Son of a Cemetery Commissioner

Clam cakes. Moss on the north side of the maple trees. Stone walls that no longer mean what they meant being built. How guitars sounded in the 1950s, especially Link Wray’s. I never cared much whether someone swallowed or didn’t until I met you when all of a sudden I cared a lot.
 
You grow up the son of a cemetery commissioner you learn how to dig graves, you learn a certain way of seeing death. Pan-fried chicken with onion and garlic on a bed of rice. He sang Janis Joplin songs, he had a nice voice for the blues, I don’t know what became of him. We kissed a little, she was lovely and a good kisser, but it bothered me were near the quay in Galway, and “quay” and “kiss” didn’t fit in the poem I was mentally writing and she broke away asking “what’s wrong,” I told her what I was thinking, which she was not as charmed by as I expected. Composing using only the black keys.
 
In a lot of ways my writing process can be summed up as: will this hold a woman’s attention?
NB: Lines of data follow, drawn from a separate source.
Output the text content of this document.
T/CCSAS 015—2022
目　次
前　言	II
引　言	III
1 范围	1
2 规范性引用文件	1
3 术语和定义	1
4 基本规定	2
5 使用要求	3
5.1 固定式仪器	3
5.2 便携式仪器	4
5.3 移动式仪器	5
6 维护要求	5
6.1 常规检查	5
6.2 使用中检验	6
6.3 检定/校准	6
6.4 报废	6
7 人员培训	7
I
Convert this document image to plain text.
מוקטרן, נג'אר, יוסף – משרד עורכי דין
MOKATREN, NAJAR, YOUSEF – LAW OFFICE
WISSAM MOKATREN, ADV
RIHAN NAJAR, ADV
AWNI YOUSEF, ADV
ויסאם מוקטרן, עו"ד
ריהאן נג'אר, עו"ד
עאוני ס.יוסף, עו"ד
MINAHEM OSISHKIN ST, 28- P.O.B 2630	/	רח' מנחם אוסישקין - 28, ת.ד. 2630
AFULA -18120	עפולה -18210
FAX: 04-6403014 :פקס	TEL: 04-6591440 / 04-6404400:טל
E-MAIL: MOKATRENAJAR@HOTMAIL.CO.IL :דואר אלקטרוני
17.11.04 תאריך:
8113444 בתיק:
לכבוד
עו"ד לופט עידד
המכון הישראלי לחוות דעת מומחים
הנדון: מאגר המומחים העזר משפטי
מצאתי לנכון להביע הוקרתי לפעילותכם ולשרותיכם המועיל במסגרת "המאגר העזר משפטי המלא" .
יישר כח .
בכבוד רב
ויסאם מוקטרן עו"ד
Still not sure how Stephen Foster songs fit in the canon. I was too close to sex as a child, it hurts to write that, it wasn’t my fault and it did a lot of damage, I have no idea what's next. Snakes in the barn. Men who are covetous and quick to anger.
 
The devil takes the form of cats sometimes, sometimes crows, and sometimes you look in the mirror and glimpse something terrifying and familiar. Ruinous grapes. We walk through sunlit fields, we trail our hands over tall grasses, we are getting somewhere together but only you are allowed to know where. Mercy unto all sinners! This dance we share, this cup we hold to one another's lips, murmuring prayers of forgiveness and mercy.